Sendo o PMC um mero balizador para o teto de preços de medicamentos, que não reflete a média dos preços praticados pelo varejo, por ser muito superior, e cujo único objetivo é evitar cobranças abusivas ao consumidor, o resultado é simples: medicamentos têm o ICMS cobrado não pelo preço médio de venda, mas por um valor de referência muito mais alto, não praticado pelas farmácias.

A consequência desse entendimento equivocado e desastroso é, de modo evidente, onerar quem cobra mais barato pelo produto e jogar a conta de tamanha distorção no colo do consumidor, quem, ironicamente, devia ser protegido pela lógica de obrigar o setor a estabelecer um índice de preço máximo.

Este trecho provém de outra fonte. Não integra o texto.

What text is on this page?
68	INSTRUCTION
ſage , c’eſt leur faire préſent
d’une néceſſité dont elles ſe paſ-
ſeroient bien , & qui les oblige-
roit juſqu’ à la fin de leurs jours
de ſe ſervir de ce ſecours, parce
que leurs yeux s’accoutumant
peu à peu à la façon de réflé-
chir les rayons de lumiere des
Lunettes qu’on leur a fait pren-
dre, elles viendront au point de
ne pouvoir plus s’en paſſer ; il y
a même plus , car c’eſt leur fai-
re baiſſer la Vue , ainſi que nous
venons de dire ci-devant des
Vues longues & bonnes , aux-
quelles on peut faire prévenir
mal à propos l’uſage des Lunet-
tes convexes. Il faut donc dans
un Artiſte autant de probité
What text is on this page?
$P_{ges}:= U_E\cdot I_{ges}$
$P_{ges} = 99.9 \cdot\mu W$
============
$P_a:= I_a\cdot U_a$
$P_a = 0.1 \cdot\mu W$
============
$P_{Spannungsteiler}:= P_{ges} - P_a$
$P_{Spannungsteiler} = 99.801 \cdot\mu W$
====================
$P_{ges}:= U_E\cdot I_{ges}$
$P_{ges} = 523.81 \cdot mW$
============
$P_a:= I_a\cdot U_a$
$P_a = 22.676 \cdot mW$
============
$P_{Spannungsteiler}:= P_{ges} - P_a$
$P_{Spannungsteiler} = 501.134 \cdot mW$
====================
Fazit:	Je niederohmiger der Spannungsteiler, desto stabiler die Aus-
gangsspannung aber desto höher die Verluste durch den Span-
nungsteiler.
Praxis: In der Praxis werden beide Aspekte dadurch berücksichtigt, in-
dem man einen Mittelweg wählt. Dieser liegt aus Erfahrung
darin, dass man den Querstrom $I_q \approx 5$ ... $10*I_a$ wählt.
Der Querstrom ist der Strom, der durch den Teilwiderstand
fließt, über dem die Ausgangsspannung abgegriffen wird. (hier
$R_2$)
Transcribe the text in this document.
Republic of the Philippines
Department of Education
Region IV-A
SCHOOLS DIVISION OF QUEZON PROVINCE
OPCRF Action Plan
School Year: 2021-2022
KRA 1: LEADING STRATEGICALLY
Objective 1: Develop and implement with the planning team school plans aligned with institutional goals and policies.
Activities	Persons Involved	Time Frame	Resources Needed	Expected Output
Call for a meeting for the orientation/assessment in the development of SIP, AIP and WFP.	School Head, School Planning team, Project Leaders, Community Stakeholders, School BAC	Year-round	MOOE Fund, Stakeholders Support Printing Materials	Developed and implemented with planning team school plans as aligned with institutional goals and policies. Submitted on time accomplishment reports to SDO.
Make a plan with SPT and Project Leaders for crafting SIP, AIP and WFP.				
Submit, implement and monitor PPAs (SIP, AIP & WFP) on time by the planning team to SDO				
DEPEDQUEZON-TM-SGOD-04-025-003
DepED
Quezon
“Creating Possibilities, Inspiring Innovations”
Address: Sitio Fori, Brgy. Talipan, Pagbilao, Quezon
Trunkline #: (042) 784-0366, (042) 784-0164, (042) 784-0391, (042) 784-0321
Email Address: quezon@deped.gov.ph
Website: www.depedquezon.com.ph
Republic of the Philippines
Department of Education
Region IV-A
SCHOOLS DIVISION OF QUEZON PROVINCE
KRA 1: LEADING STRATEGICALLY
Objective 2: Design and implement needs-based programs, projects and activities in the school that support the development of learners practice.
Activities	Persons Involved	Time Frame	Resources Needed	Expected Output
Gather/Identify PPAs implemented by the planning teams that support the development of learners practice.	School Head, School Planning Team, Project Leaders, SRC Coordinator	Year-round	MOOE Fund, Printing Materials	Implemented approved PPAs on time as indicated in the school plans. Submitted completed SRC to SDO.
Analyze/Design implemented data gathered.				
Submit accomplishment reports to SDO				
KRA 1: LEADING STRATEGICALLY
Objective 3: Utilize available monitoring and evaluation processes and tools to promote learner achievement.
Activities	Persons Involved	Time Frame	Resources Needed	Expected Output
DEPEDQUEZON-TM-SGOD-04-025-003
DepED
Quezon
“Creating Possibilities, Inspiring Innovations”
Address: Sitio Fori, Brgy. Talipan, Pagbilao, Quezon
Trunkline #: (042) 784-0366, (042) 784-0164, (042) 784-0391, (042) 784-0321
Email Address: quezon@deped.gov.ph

Utilizar um preço de regulação de mercado, como é o PMC, para cobrar um imposto provoca uma terrível instabilidade no setor de medicamentos, prejudica a população de modo geral e nos afasta de modo trágico de um ideal de Justiça fiscal. Repetem-se, no Rio Grande do Sul, os exemplos absurdos de casos em que a tributação de determinados remédios supera em 40% o valor do próprio produto.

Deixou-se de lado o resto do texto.